The Germans were badly outnumbered and outgunned. They were in constant fear of an uprising, which in turn put the Herero in constant fear that war was about to break out. And so it did in 1904.
At first the Herero were winning: the Germans were not just outgunned, but the governor was away in the south fighting the Nama.
Germany, afraid of losing face, sent General Lothar von Trotha with men, cannons and machine guns – weapons the Herero had no defence against.
The Herero were defeated and massacred at the Battle of Waterberg. Most Herero escaped and fled across the desert to British Bechuanaland (Botswana), men, women, children and cows. The German army pursued. Only 1,000 Herero made it across the border to British territory. The rest died of thirst or were gunned down by the Germans. It was senseless and gruesome but when questioned Von Trotha said he wanted their “total extermination”.
Von Trotha was a dark angel of Darwin:
Where the climate allows the white man to work, philanthropic views cannot banish Darwin’s law “Survival of the Fittest”.
The Nama were next. They fought a hit-and-run guerrilla war. The Germans fought back by burning down all their houses and granaries.
About 17,000 Herero and Nama, some half-white, were sent to concentration camps along the coast, like Shark Island.

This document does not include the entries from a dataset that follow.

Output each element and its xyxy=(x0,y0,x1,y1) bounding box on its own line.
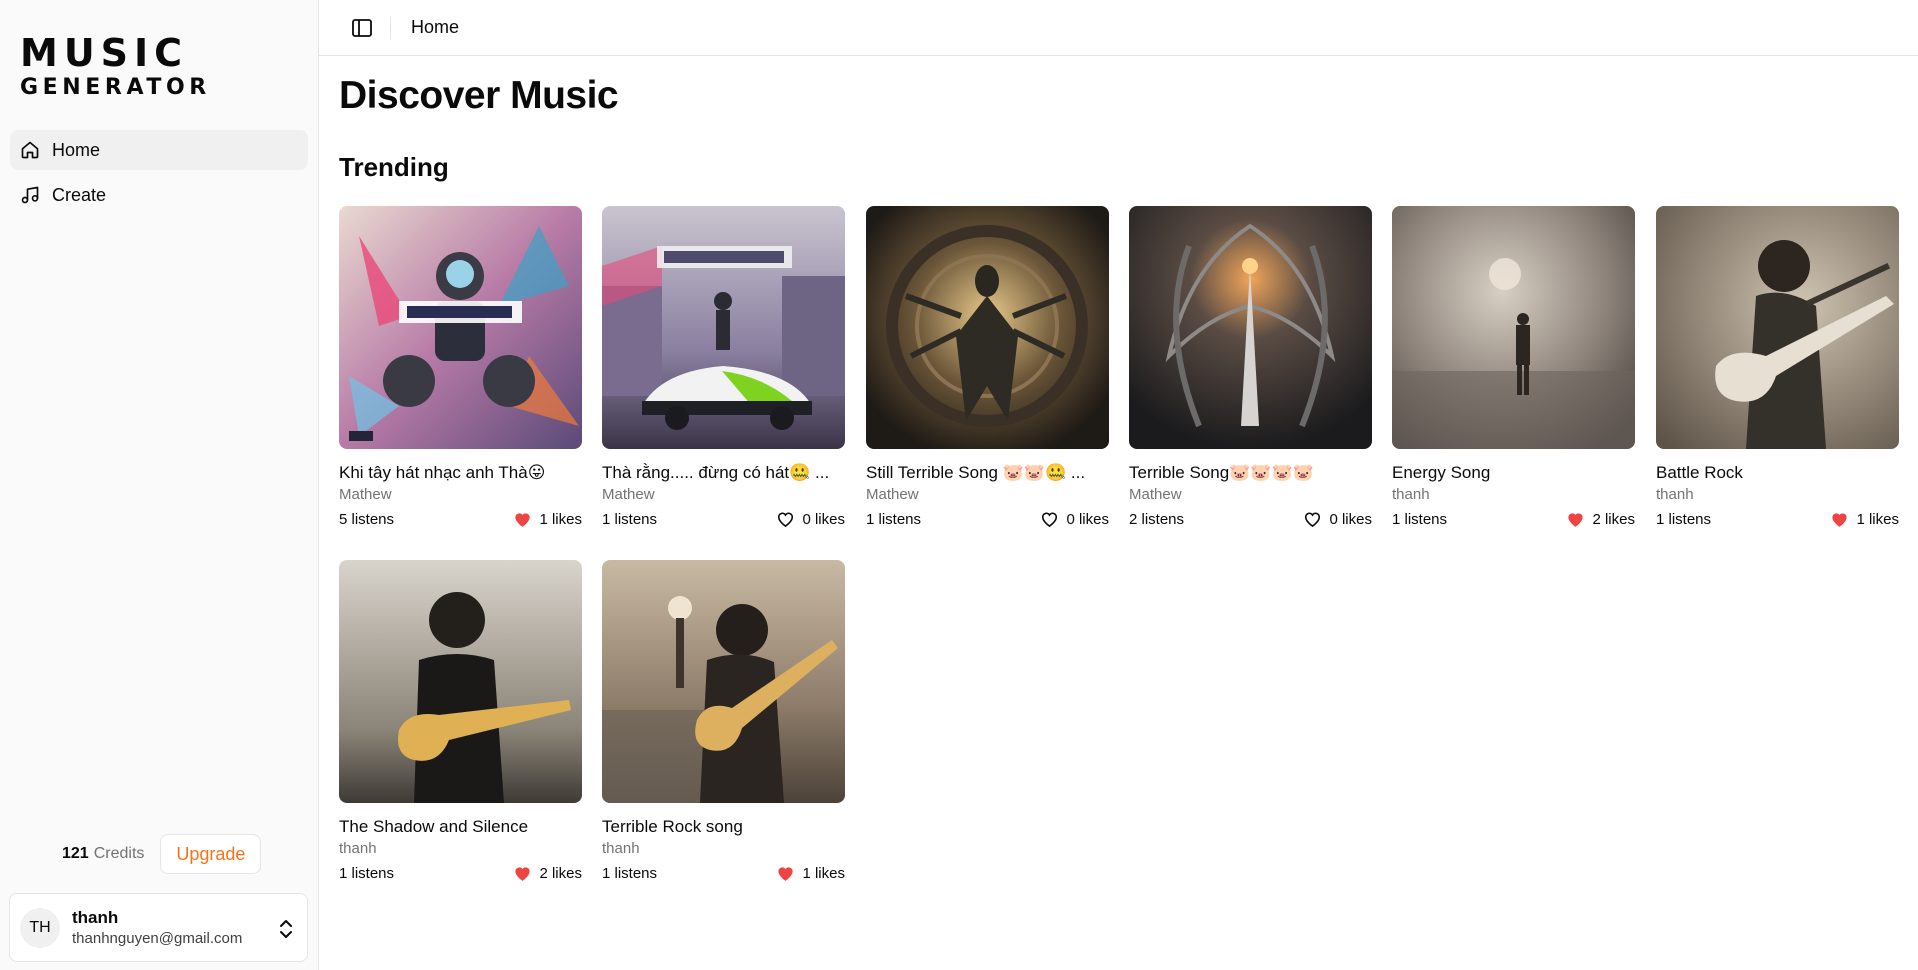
song-title[interactable]: Thà rằng..... đừng có hát🤐 ... xyxy=(602,462,845,484)
user-name: thanh xyxy=(72,907,119,927)
like-count: 0 likes xyxy=(1066,510,1109,528)
listen-count: 1 listens xyxy=(602,510,658,528)
like-button[interactable]: 2 likes xyxy=(513,864,582,882)
listen-count: 2 listens xyxy=(1129,510,1185,528)
listen-count: 1 listens xyxy=(866,510,922,528)
listen-count: 1 listens xyxy=(339,864,395,882)
listen-count: 5 listens xyxy=(339,510,395,528)
like-count: 1 likes xyxy=(802,864,845,882)
like-button[interactable]: 1 likes xyxy=(1830,510,1899,528)
heart-filled-icon xyxy=(778,867,794,881)
cover-art xyxy=(602,560,845,803)
like-button[interactable]: 0 likes xyxy=(1303,510,1372,528)
heart-outline-icon xyxy=(778,512,794,528)
heart-filled-icon xyxy=(1568,513,1584,527)
song-artist: Mathew xyxy=(339,486,392,503)
like-count: 2 likes xyxy=(1592,510,1635,528)
sidebar-toggle-icon[interactable] xyxy=(350,16,374,40)
song-cover[interactable] xyxy=(602,560,845,803)
user-email: thanhnguyen@gmail.com xyxy=(72,929,243,947)
like-count: 1 likes xyxy=(1856,510,1899,528)
song-artist: Mathew xyxy=(1129,486,1182,503)
like-count: 1 likes xyxy=(539,510,582,528)
song-card[interactable]: Terrible Rock song thanh 1 listens 1 lik… xyxy=(602,560,845,882)
sidebar-item-create[interactable]: Create xyxy=(10,175,308,215)
cover-art xyxy=(602,206,845,449)
like-count: 2 likes xyxy=(539,864,582,882)
chevrons-up-down-icon xyxy=(280,920,292,938)
song-cover[interactable] xyxy=(866,206,1109,449)
heart-filled-icon xyxy=(1832,513,1848,527)
home-icon xyxy=(21,141,39,159)
song-cover[interactable] xyxy=(339,560,582,803)
like-count: 0 likes xyxy=(802,510,845,528)
song-cover[interactable] xyxy=(602,206,845,449)
song-card[interactable]: The Shadow and Silence thanh 1 listens 2… xyxy=(339,560,582,882)
like-button[interactable]: 0 likes xyxy=(776,510,845,528)
cover-art xyxy=(1129,206,1372,449)
top-bar: Home xyxy=(319,0,1918,56)
credits-panel: 121 Credits Upgrade xyxy=(62,834,262,874)
listen-count: 1 listens xyxy=(1656,510,1712,528)
song-artist: thanh xyxy=(1656,486,1694,503)
song-artist: thanh xyxy=(339,840,377,857)
listen-count: 1 listens xyxy=(602,864,658,882)
page-title: Discover Music xyxy=(339,74,619,117)
heart-outline-icon xyxy=(1305,512,1321,528)
sidebar-nav: Home Create xyxy=(10,130,308,220)
logo-line-1: MUSIC xyxy=(20,31,189,75)
like-button[interactable]: 2 likes xyxy=(1566,510,1635,528)
cover-art xyxy=(339,206,582,449)
song-cover[interactable] xyxy=(1656,206,1899,449)
like-button[interactable]: 1 likes xyxy=(776,864,845,882)
like-count: 0 likes xyxy=(1329,510,1372,528)
sidebar-item-label: Home xyxy=(52,139,101,160)
heart-filled-icon xyxy=(515,867,531,881)
credits-label: Credits xyxy=(93,845,145,862)
song-title[interactable]: Energy Song xyxy=(1392,462,1635,484)
song-title[interactable]: Still Terrible Song 🐷🐷🤐 ... xyxy=(866,462,1109,484)
song-title[interactable]: Battle Rock xyxy=(1656,462,1899,484)
like-button[interactable]: 0 likes xyxy=(1040,510,1109,528)
cover-art xyxy=(866,206,1109,449)
cover-art xyxy=(1392,206,1635,449)
song-card[interactable]: Battle Rock thanh 1 listens 1 likes xyxy=(1656,206,1899,528)
breadcrumb[interactable]: Home xyxy=(411,17,459,38)
avatar: TH xyxy=(20,907,60,948)
song-title[interactable]: The Shadow and Silence xyxy=(339,816,582,838)
divider xyxy=(390,16,391,39)
song-artist: Mathew xyxy=(602,486,655,503)
song-card[interactable]: Terrible Song🐷🐷🐷🐷 Mathew 2 listens 0 lik… xyxy=(1129,206,1372,528)
logo-line-2: GENERATOR xyxy=(20,75,211,100)
sidebar-item-label: Create xyxy=(52,184,107,205)
song-title[interactable]: Khi tây hát nhạc anh Thà😛 xyxy=(339,462,582,484)
song-title[interactable]: Terrible Rock song xyxy=(602,816,845,838)
song-card[interactable]: Khi tây hát nhạc anh Thà😛 Mathew 5 liste… xyxy=(339,206,582,528)
sidebar-item-home[interactable]: Home xyxy=(10,130,308,170)
like-button[interactable]: 1 likes xyxy=(513,510,582,528)
app-logo[interactable]: MUSIC GENERATOR xyxy=(20,32,211,102)
song-artist: thanh xyxy=(602,840,640,857)
heart-filled-icon xyxy=(515,513,531,527)
upgrade-button[interactable]: Upgrade xyxy=(160,834,262,874)
music-note-icon xyxy=(21,186,39,204)
song-cover[interactable] xyxy=(339,206,582,449)
listen-count: 1 listens xyxy=(1392,510,1448,528)
song-cover[interactable] xyxy=(1129,206,1372,449)
song-card[interactable]: Still Terrible Song 🐷🐷🤐 ... Mathew 1 lis… xyxy=(866,206,1109,528)
cover-art xyxy=(339,560,582,803)
song-card[interactable]: Thà rằng..... đừng có hát🤐 ... Mathew 1 … xyxy=(602,206,845,528)
heart-outline-icon xyxy=(1042,512,1058,528)
song-artist: thanh xyxy=(1392,486,1430,503)
user-menu[interactable]: TH thanh thanhnguyen@gmail.com xyxy=(9,893,308,962)
song-artist: Mathew xyxy=(866,486,919,503)
credits-count: 121 xyxy=(62,845,89,862)
song-cover[interactable] xyxy=(1392,206,1635,449)
song-card[interactable]: Energy Song thanh 1 listens 2 likes xyxy=(1392,206,1635,528)
sidebar: MUSIC GENERATOR Home Create 121 Credits … xyxy=(0,0,319,970)
cover-art xyxy=(1656,206,1899,449)
song-title[interactable]: Terrible Song🐷🐷🐷🐷 xyxy=(1129,462,1372,484)
section-title-trending: Trending xyxy=(339,152,449,182)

They were forced to build the Otavi railroad – men, women and children, underfed, some skin and bones, raped and whipped, worked till they dropped. Conditions were so terrible almost half never made it out of the camps alive.
Those who lived through the genocide were tattooed and forced to wear an identity badge around their necks. Their movements were controlled by the government. With land and livestock gone they had little choice but to work for Germans in the new racial hierarchy.
And yet still the Germans feared them.
A hundred years later Germany apologized but did not think they owed the Herero and Nama anything more than their fine words.